The allegations by the interested party that the applicant misled the tribunal into believing that Kilungu District Magistrate’s court had determined the boundary in issue while the truth of the matter is that the case touched on a different boundary between Daudi Sudi and the interested party, are coming too late in the day. Such allegation and or evidence should have formed the basis of an application to quash the decision of the tribunal and or minister. In the premises those allegations are irrelevant for purposes of this application. What matters in applications of these nature, is whether there is a valid order capable of enforcement and whether such order has been enforced by those charged with such responsibility. Of course mandamus applies to public bodies and cannot issue where discretion is involved. Mandamus may be claimed in an action where there is a breach of duty. The person seeking mandamus must show that there resides in him a legal right to performance of a legal duty by a party against whom the mandamus is sought or alternatively that he has a substantial personal interest and the duty is not permissive but imperative and must be of public rather than private nature. As a general rule, a distinct demand for action and, an unequivocal outright refusal is a prerequisite for the grant of an order of mandamus.

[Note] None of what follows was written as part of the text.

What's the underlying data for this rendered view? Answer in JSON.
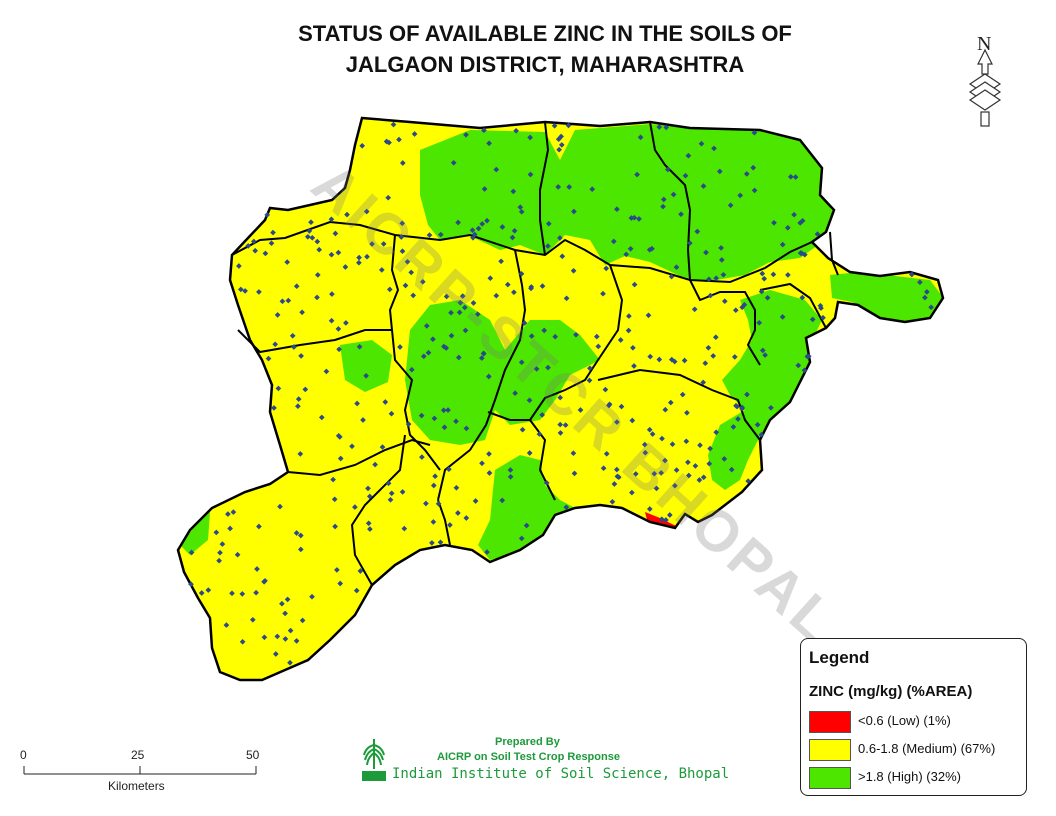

In this case there is no doubt that the District Surveyor is being asked in his official capacity to enforce a decision. The complaint by the applicant is that though the District Surveyor attempted to enforce the order, the purported enforcement was contrary to the terms of the order and decision.

According to the judgment of Kilungu District Magistrate’s Court,

“....There are about 15 paces between these two trees and because there is no sufficient evidence to prove either party boundary, there is no other alternative other than to this portion of 15 paces to both parties giving 7½ paces.”

As for the minister, he concluded;

“This dispute should have ended long time ago when Kilungu court in case No.L.38 of 1972 (copy attached) ruled and marked boundaries, but the respondent in this case has been interfering with the boundary just as the appellant has claimed. This appeal is allowed the boundary earlier marked by Kilungu court to be reinstated...”

From all the foregoing all that the District Surveyor is required to do is to reinstate the boundary as earlier marked by Kilungu District Magistrate’s Court. This is not a difficult order to comply with. In fact there is even a certified true copy of the original settled boundary in the statutory statement of the applicant. That is what the District Surveyor should do.

If indeed it is the case of the interested party that the District Surveyor implemented the decision of the minister and nothing remains to be implemented, one would have expected the surveyor to say so and not the interested party. Again if indeed the order and or decree had nothing to do with land parcel 259 and or the suit premises, why then was it necessary for the surveyor to come on board. What the applicant is saying is that the implementation was contrary to the decision of Kilungu District Magistrate’s Court and was skewed in favour of the interested party. To that extent, it cannot be said that the implementation of the decision was done as required.

In the premises, I would allow the application and direct the District Survey Makueni to fix the boundary between the two parcels of land in accordance with the decision of Kilungu District Magistrate’s court dated 30th May, 1972. In other words, the boundary should run through the middle of two trees. Guidance may be sought from annexture 2 of the verifying affidavit sworn by the applicant.  The District Surveyor must do so within the next 45 days from the date of the ruling. I make no order as to the costs of these proceedings.

Ruling dated, signed and delivered at Machakos, this 15th day of February, 2012.